Он грудью ощущал, как из земли равнодушно текло в него едва ощутимое ее дыхание, и тоска его, и слабый бунт – не помеха, не помога земле. Она занята своим вековечным делом. Она на сносях, готовится рожать и, как всякая роженица, вслушивается только в себя, в жизнь, шевелящуюся в недре. До него, выдохшегося человечишка, нет ей никакого дела – земля вечна, он мимолетный гость на ней.
На очередном обходе главный врач санбата осмотрел Бориса, поворачивая его то передом, то задом, постучал кулаком под правой лопаткой и, заметив, что лейтенант сморщился, сурово спросил:
– Болит?
Борис опустил голову:
– Болит.
Врач через очки бодуче смотрел на него, неторопливо свертывая кровянисто-багровые жилы фонендоскопа на руку:
– Подзадержались вы у нас, подзадержались…
Борис уловил в голосе врача неприязнь и плохо спрятанное подозрение. Послышалось угодливое хихиканье той самой санитарки коротконогой, что искала повариху Люсю.
– У нас тут не курорт, у нас санбат! У нас каждое место на счету… – напористо заговорила старшая сестра, святоликая женщина с милосердными глазами, так опрометчиво определившая лейтенанту две недели на излечение, а он вот не оправдал ее надежд, лежит и лежит себе.
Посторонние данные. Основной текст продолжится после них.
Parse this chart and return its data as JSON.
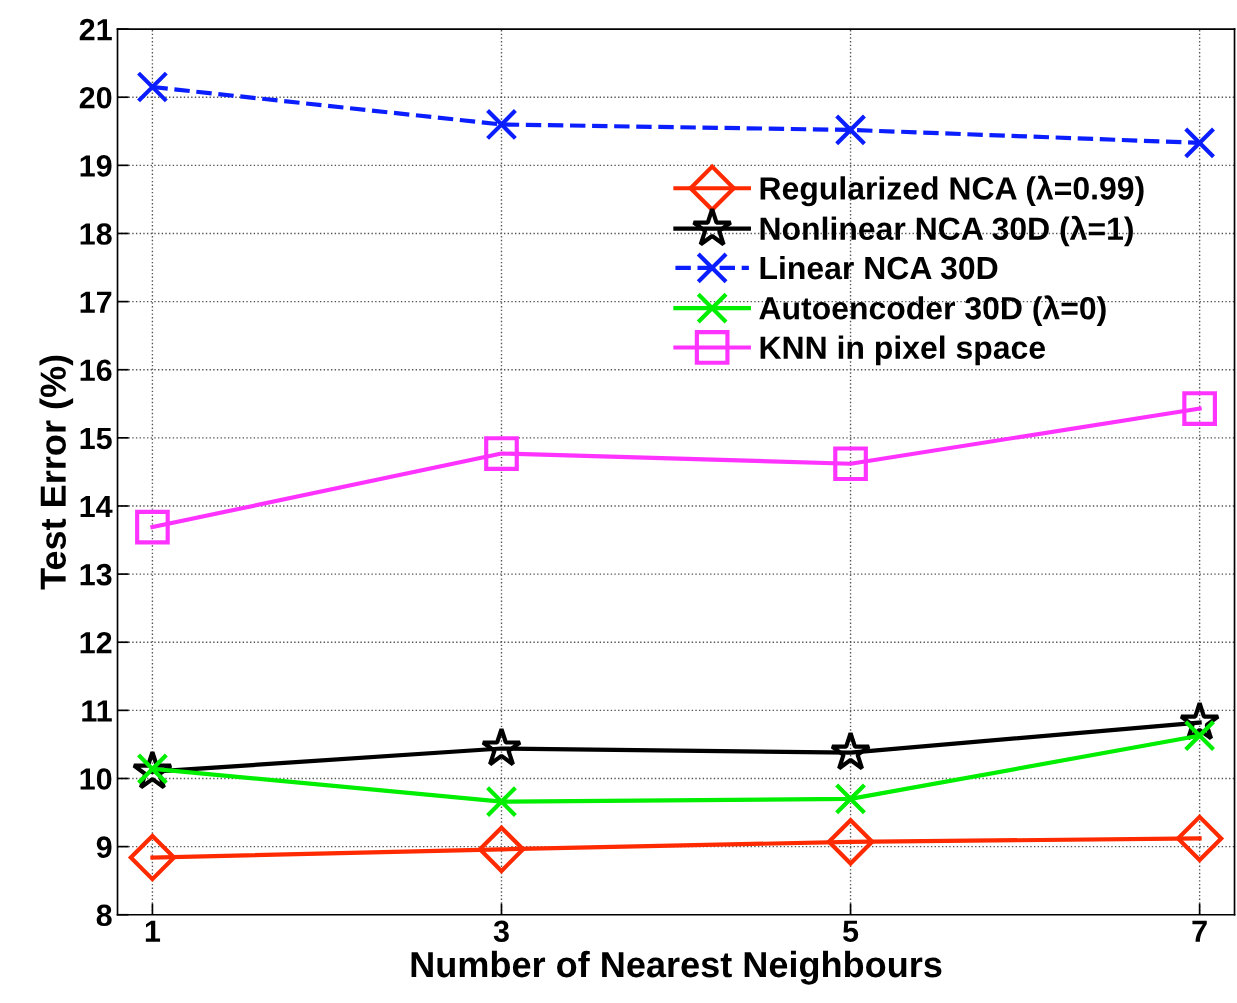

Распятый на казенной койке ранбольной Костяев Борис беспомощно и жалко улыбался. На его глазах однажды сибирский веселый пареван добивал гаечным ключом подраненную утку. Борису даже почудилось, что он слышит тупой, смягченный пером удар железа по хрусткому птичьему черепу. Вот ведь беда – утка еще эта несчастная в памяти воскресла!..
Да-а, выходит, он занимает чье-то место, понапрасну жрет чей-то хлеб, дышит чьим-то воздухом, запросто живет и живет, тогда как настоящие, нужные люди сражаются, умирают за него и за Родину…
Сдерживая занявшуюся ярость, Борис негромко сказал:
– Так выбросьте меня… на помойку.
Сестру, избалованную лестью, властью и мужицким вниманием, передернуло.
У врача смятенно забегали глаза. Немолодой, заезженный войной, врач этот побаивался старшей сестры по известным всему санбату причинам. Не одного еще такого мямлю-мужика обратает такая вот святоликая боевая подруга. Удобно устраиваясь на жительство, разведет его с семьей, увезет с собою в южный городок, где сытно и тепло будет жить, сладостно замирая сердцем, вспоминать будет войну, нацепив медали на вольно болтающуюся грудь, плясать и плакать на праздничных площадях станет, да помыкать простофилей-мужем будет еще лет десять-двадцать, пока тот не помрет от надсады и домашнего угнетения.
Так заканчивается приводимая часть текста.